According to Xinhua, the state-owned news agency, the deposit contains over 100 million tonnes of silver ore.
The deposit is located in Shuangjianzi Mountain in Inner Mongolia, and it is very much possible that there are more deposits in the depths and surroundings of the place, the Xinhua reported.
However, it wasn’t clear from the media report whether that number refers to resources or reserves, but it must be resources, since Chinese silver reserves currently only stand at 39,000 tonnes, states the US Geological Survey.
Accurate mining statistics are notoriously difficult to pin down from China, which often inflates them.
The USGS puts China in fifth place in terms of silver production and reserves, behind the United States, Australia, Bolivia and Chile. The largest silver producer is Mexico, at 5,600 tonnes, and the country with the largest reserves is Peru, at 120,000 tonnes.
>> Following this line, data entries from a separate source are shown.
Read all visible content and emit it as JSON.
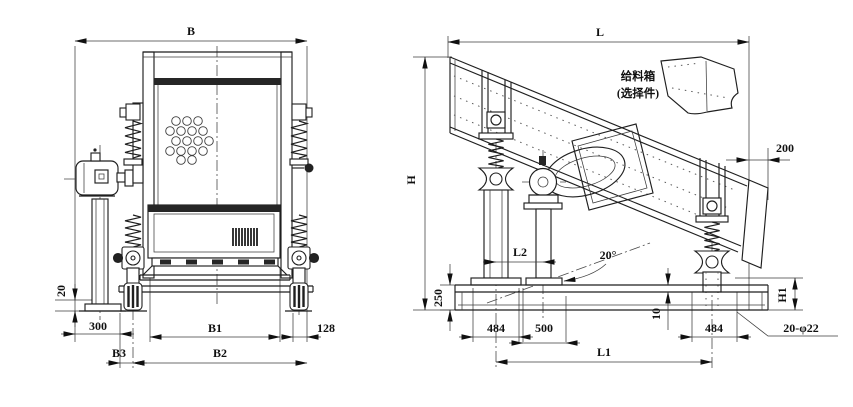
{
  "colors": {
    "background": "#ffffff",
    "line": "#1f1f1f",
    "text": "#101010"
  },
  "front_view": {
    "dims": {
      "b": "B",
      "h20": "20",
      "w300": "300",
      "b1": "B1",
      "w128": "128",
      "b3": "B3",
      "b2": "B2"
    }
  },
  "side_view": {
    "feed_box_note": {
      "line1": "给料箱",
      "line2": "(选择件)"
    },
    "dims": {
      "l": "L",
      "h": "H",
      "w200": "200",
      "l2": "L2",
      "angle": "20°",
      "h250": "250",
      "w484_left": "484",
      "w500": "500",
      "h10": "10",
      "w484_right": "484",
      "h1": "H1",
      "bolt_holes": "20-φ22",
      "l1": "L1"
    }
  }
}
In 2015, Kitco pegged China as producing 128,603,000 ounces of silver, primarily as a byproduct of lead and zinc mining. The two primary silver mines are Canada-based Silvercorp’s (NYSE,TSX:SVM) Ying mine, which produced 6.5 million ounces in 2017, and the Shizishan mine owned by China Polymetallic, which produced 2.4 million ounces in 2013 (current production numbers unavailable).
In addition to jewelry, today this precious metal is in great demand in the automotive, aerospace and energy sectors.